PANEL 1
Paper Title: Hidden Infrastructures of Music Teaching: Critical Pedagogies of Global East Asian Music for the 21st Century
The recent “infrastructural turn” in the humanities offers music studies promising new perspectives in music historiography. This roundtable seeks to use this infrastructural perspective to generate critical reflection on our pedagogical and outreach practices as musicologists whose work engages with East Asia.
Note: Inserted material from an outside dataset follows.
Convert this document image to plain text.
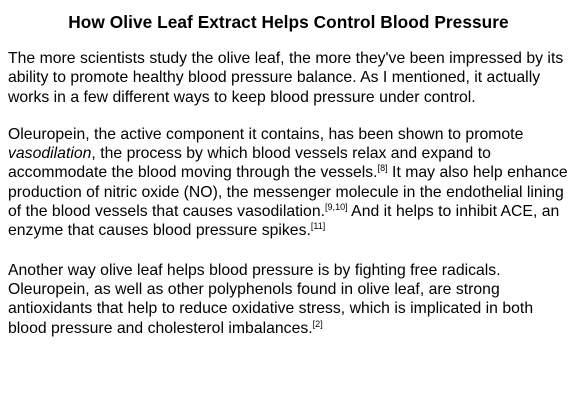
How Olive Leaf Extract Helps Control Blood Pressure

The more scientists study the olive leaf, the more they've been impressed by its ability to promote healthy blood pressure balance. As I mentioned, it actually works in a few different ways to keep blood pressure under control.

Oleuropein, the active component it contains, has been shown to promote vasodilation, the process by which blood vessels relax and expand to accommodate the blood moving through the vessels.[8] It may also help enhance production of nitric oxide (NO), the messenger molecule in the endothelial lining of the blood vessels that causes vasodilation.[9,10] And it helps to inhibit ACE, an enzyme that causes blood pressure spikes.[11]

Another way olive leaf helps blood pressure is by fighting free radicals. Oleuropein, as well as other polyphenols found in olive leaf, are strong antioxidants that help to reduce oxidative stress, which is implicated in both blood pressure and cholesterol imbalances.[2]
Roundtable panelists proceed from a view of higher education as an important form of global infrastructure that “make[s] mobility and an exchange of humans, goods, and ideas possible” (Pestel & Rempe 2025). Participants draw on their experiences as music educators positioned as mediators in (and between) Taiwan, Japan, Korea, and the USA, to open discussions about the opportunities that arise when we pay attention to the layers of “hidden and inaudible infrastructures” (Stokes 2018) that shape our pedagogies and research. The roundtable begins with five position statements that variously unpack, dismantle and challenge dominant ideologies and economic logics of global musical infrastructures. Reflecting on how changing geopolitics and neo-liberal economies affect and re-shape historical networks and future-oriented education, panelists and invited discussant pose open-ended questions as a way to critically engage with and spark audience discussion regarding the implications of teaching music in and about a globally connected and rapidly changing East Asia in the 21st century.